Выслушав его просьбу, чиновник сказал, что скидка на курортную таксу дается только журналистам. Бухгалтер уловил лишь звук его слов, даже не пытаясь вникнуть в их содержание.

И завел все ту же монотонно журчащую песню. Чиновник махал руками и возражал. Михелуп был полон решимости придавить его своей многоречивостью, когда вдруг его взгляд упал на стену, где висел план городка. Он подошел ближе и задумался. Граница курорта была обозначена красной чертой, за этой границей оставалось несколько домиков.

Он спросил чиновника, относится ли правило оплаты и к тем, кто поселится за курортной чертой. Тот ответил, что, безусловно, они этому правилу подчиняться не должны. Лицо Михелупа прояснилось, и он простился.

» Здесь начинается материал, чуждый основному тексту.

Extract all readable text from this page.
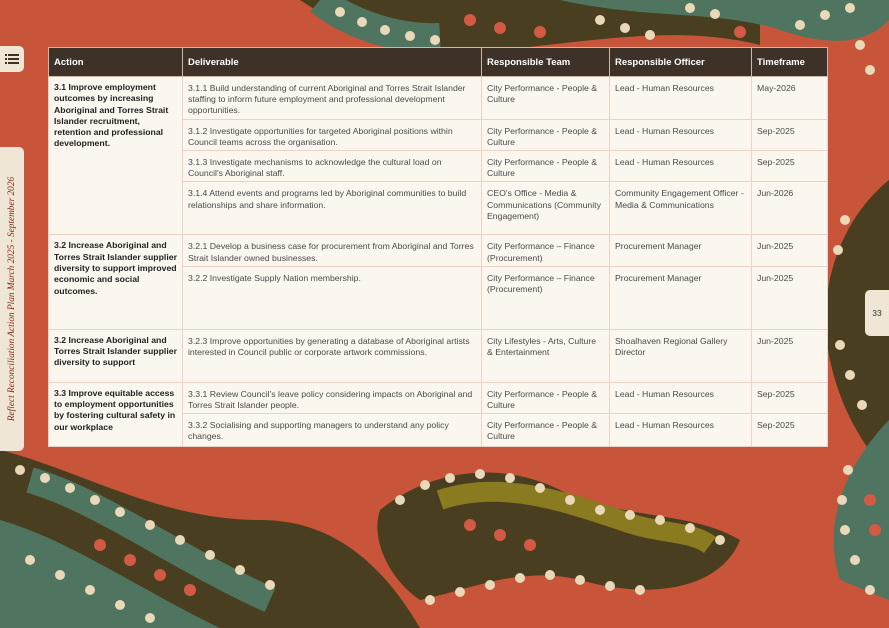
Reflect Reconciliation Action Plan March 2025 - September 2026	33
Action	Deliverable	Responsible Team	Responsible Officer	Timeframe
3.1 Improve employment outcomes by increasing Aboriginal and Torres Strait Islander recruitment, retention and professional development.	3.1.1 Build understanding of current Aboriginal and Torres Strait Islander staffing to inform future employment and professional development opportunities.	City Performance - People & Culture	Lead - Human Resources	May-2026
	3.1.2 Investigate opportunities for targeted Aboriginal positions within Council teams across the organisation.	City Performance - People & Culture	Lead - Human Resources	Sep-2025
	3.1.3 Investigate mechanisms to acknowledge the cultural load on Council's Aboriginal staff.	City Performance - People & Culture	Lead - Human Resources	Sep-2025
	3.1.4 Attend events and programs led by Aboriginal communities to build relationships and share information.	CEO's Office - Media & Communications (Community Engagement)	Community Engagement Officer - Media & Communications	Jun-2026
3.2 Increase Aboriginal and Torres Strait Islander supplier diversity to support improved economic and social outcomes.	3.2.1 Develop a business case for procurement from Aboriginal and Torres Strait Islander owned businesses.	City Performance – Finance (Procurement)	Procurement Manager	Jun-2025
	3.2.2 Investigate Supply Nation membership.	City Performance – Finance (Procurement)	Procurement Manager	Jun-2025
3.2 Increase Aboriginal and Torres Strait Islander supplier diversity to support	3.2.3 Improve opportunities by generating a database of Aboriginal artists interested in Council public or corporate artwork commissions.	City Lifestyles - Arts, Culture & Entertainment	Shoalhaven Regional Gallery Director	Jun-2025
3.3 Improve equitable access to employment opportunities by fostering cultural safety in our workplace	3.3.1 Review Council's leave policy considering impacts on Aboriginal and Torres Strait Islander people.	City Performance - People & Culture	Lead - Human Resources	Sep-2025
	3.3.2 Socialising and supporting managers to understand any policy changes.	City Performance - People & Culture	Lead - Human Resources	Sep-2025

За городской чертой бухгалтер отыскал домик, на фронтоне которого было написано «Вилла Вайдемансхайль». Это была вовсе не вилла, а нечто среднее между городским домиком и хозяйственной постройкой. С первого взгляда было ясно, что в сравнении с людьми домашняя птица и скотина пользуются здесь всеми преимуществами. Когда бухгалтер ступил на дворик, его приветствовал громогласный гогот гусей, машущих на чужака крыльями. Куры в ужасе разбежались. Петух взлетел на забор, надул грудь и закукарекал. На цепи, заливаясь хриплым лаем, рвался грязный пес.

Наконец Михелуп обнаружил тощего жилистого человека с вислыми усами и спросил его, есть ли тут свободная квартира. Жилистый человек ответил на каком-то непонятном языке. Пес продолжал хрипеть. Человек гаркнул на пса, тот испуганно замолчал, залез в конуру и оттуда недоверчиво следил за пришельцем. Михелуп еще раз попытался завязать разговор, но из горла жилистого человека выходили только какие-то странные звуки, какое-то «каля-маля»… Бухгалтер расстроился, но в этот момент на двор вышла хозяйка, дама в пенсне, настоящая немецкая Mütterchen. [18] Она обратилась к Михелупу на литературном немецком языке, защебетала и повела его в дом, бухгалтер вновь высказал желание снять здесь квартиру.

Дама показала ему комнату, украшенную олеографиями святых, — помещение с низким потолком, где дремали мухи, при любом шуме разлетавшиеся в разные стороны и вновь садившиеся на прежнее место. Было душно, как бывает в каждом строении, где скот имеет численный перевес над людьми. Бухгалтер объявил, что ему здесь нравится, и хотел знать цену. Хозяйка назвала сумму; Михелуп возразил; вежливо улыбаясь друг другу, они обменивались цифрами; бухгалтер проявил большую настойчивость, добился своего, и хозяйка приняла задаток.

На вокзал он вернулся с сообщением, что квартира найдена. Пани Михелупова встретила его удрученным, хмурым выражением лица. Коммивояжер Кафка обманул ее. Она успела заметить, что на этом курорте одеваются очень нарядно, с большой элегантностью.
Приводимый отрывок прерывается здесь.